The Massachusetts special elections have become a high-stakes national contest on Tuesday.

Voters streamed to the polls in a close election for a new U.S. senator that could derail Democrats' dominance in Washington and influence President Obama's health care reform.

High turnout could benefit the Republican candidate Scott Brown more, even though registered Democrats in Massachusetts hold a sizable numerical advantage.

Brown has promised to be the Republican's 41st vote to kill healthcare legislation.
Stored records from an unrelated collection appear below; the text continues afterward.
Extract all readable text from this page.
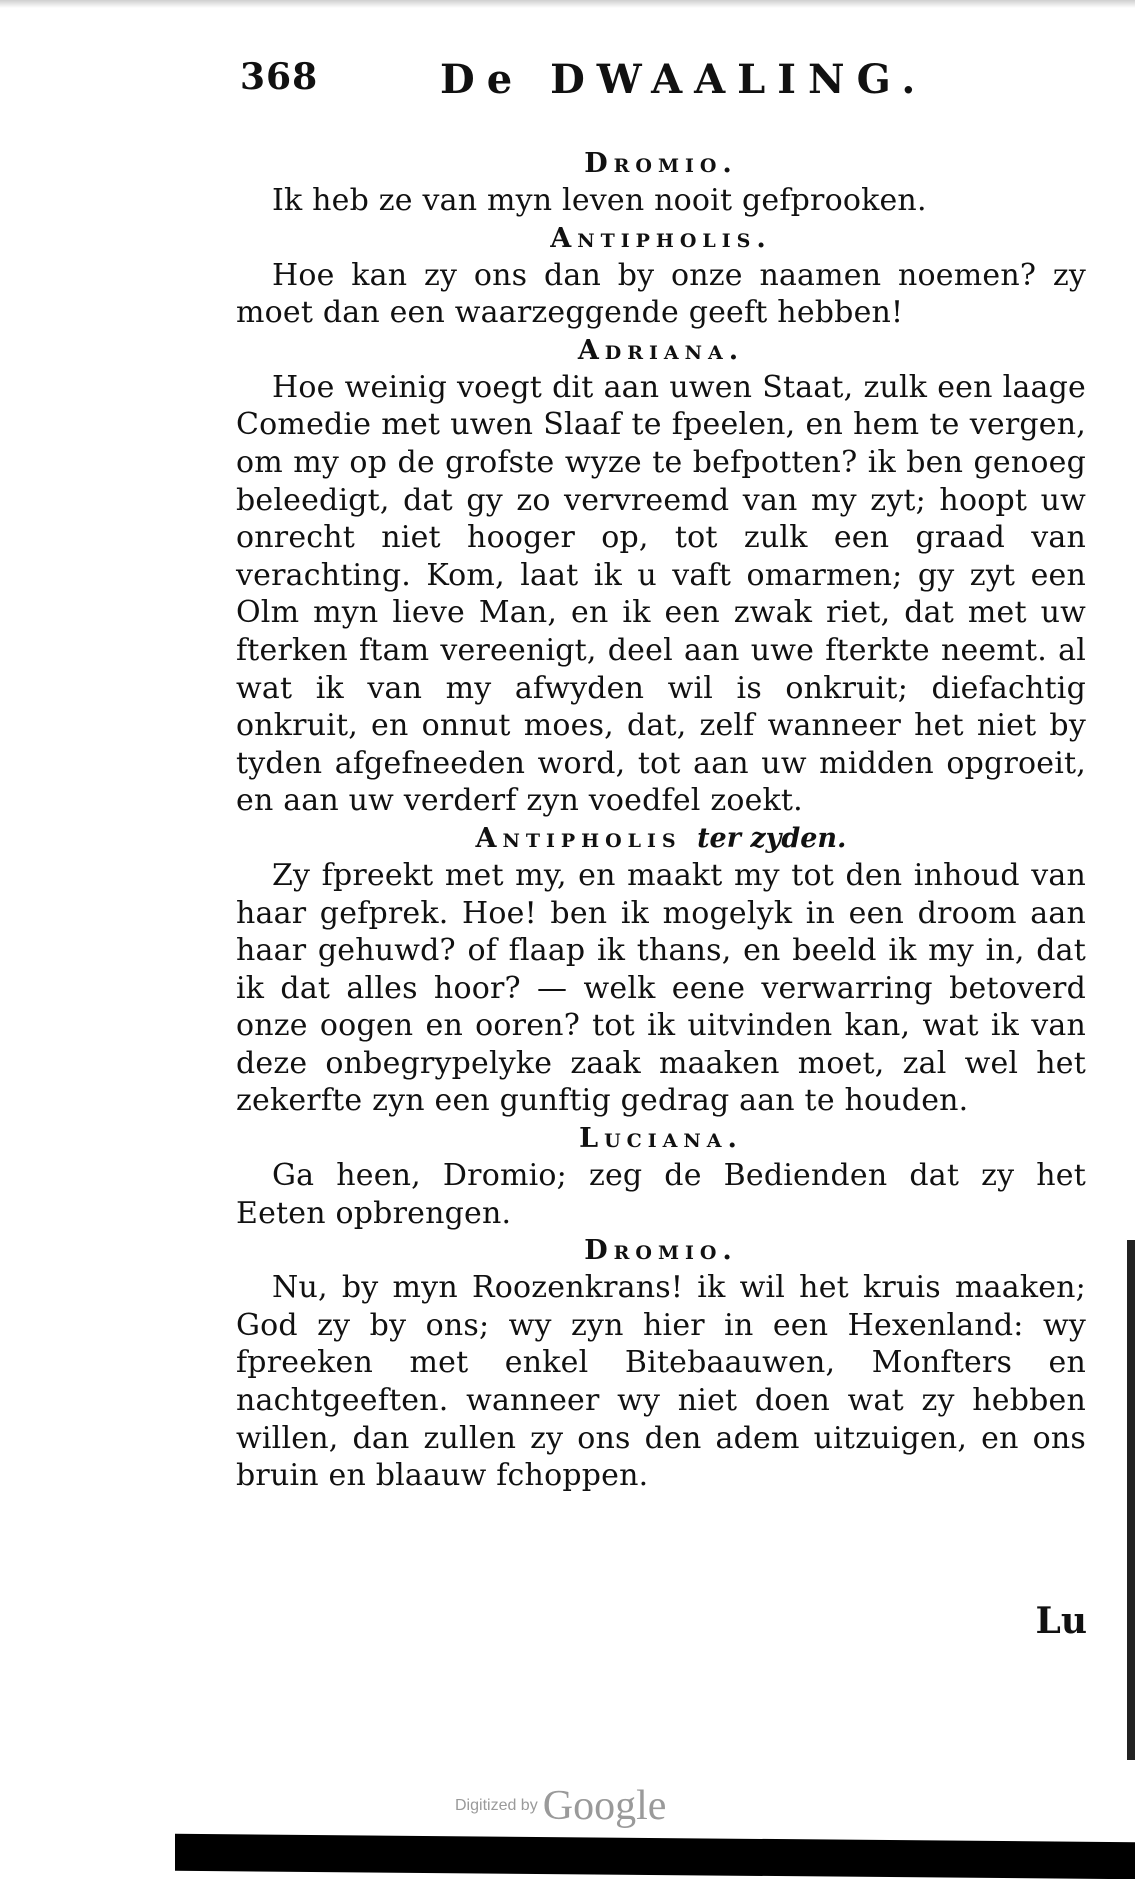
368	De DWAALING.

Dromio.

Ik heb ze van myn leven nooit gefprooken.

Antipholis.

Hoe kan zy ons dan by onze naamen noemen? zy moet dan een waarzeggende geeft hebben!

Adriana.

Hoe weinig voegt dit aan uwen Staat, zulk een laage Comedie met uwen Slaaf te fpeelen, en hem te vergen, om my op de grofste wyze te befpotten? ik ben genoeg beleedigt, dat gy zo vervreemd van my zyt; hoopt uw onrecht niet hooger op, tot zulk een graad van verachting. Kom, laat ik u vaft omarmen; gy zyt een Olm myn lieve Man, en ik een zwak riet, dat met uw fterken ftam vereenigt, deel aan uwe fterkte neemt. al wat ik van my afwyden wil is onkruit; diefachtig onkruit, en onnut moes, dat, zelf wanneer het niet by tyden afgefneeden word, tot aan uw midden opgroeit, en aan uw verderf zyn voedfel zoekt.

Antipholis ter zyden.

Zy fpreekt met my, en maakt my tot den inhoud van haar gefprek. Hoe! ben ik mogelyk in een droom aan haar gehuwd? of flaap ik thans, en beeld ik my in, dat ik dat alles hoor? — welk eene verwarring betoverd onze oogen en ooren? tot ik uitvinden kan, wat ik van deze onbegrypelyke zaak maaken moet, zal wel het zekerfte zyn een gunftig gedrag aan te houden.

Luciana.

Ga heen, Dromio; zeg de Bedienden dat zy het Eeten opbrengen.

Dromio.

Nu, by myn Roozenkrans! ik wil het kruis maaken; God zy by ons; wy zyn hier in een Hexenland: wy fpreeken met enkel Bitebaauwen, Monfters en nachtgeeften. wanneer wy niet doen wat zy hebben willen, dan zullen zy ons den adem uitzuigen, en ons bruin en blaauw fchoppen.

Lu
Digitized by Google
Democratic Party icon Edward Kennedy, who held the seat for almost 47 years, died in August of brain cancer.

Democrat Paul Kirk was appointed by the state's governor in September to occupy Kennedy's seat and will remain in the Senate until a winner is sworn in.

Massachusetts last elected a Republican to the Senate in 1972, but the weak economy and doubts about the healthcare overhaul have moved voters to abandon political loyalties.

Democrats now control 60 votes in the Senate to 40 for the Republicans. The loss of one seat could hamper the Democrats' ability to cut off debate and proceed to a vote on the planned healthcare overhaul.

The Democratic candidate Martha Coakley has been criticized for a lackluster campaign. She took almost a week off from the campaign trail around Christmas, at a time when Brown's appeal was on the rise.

Millions of dollars have flooded into the state to buy nonstop television advertising for both sides, transforming a relatively sleepy contest into a bitter brawl.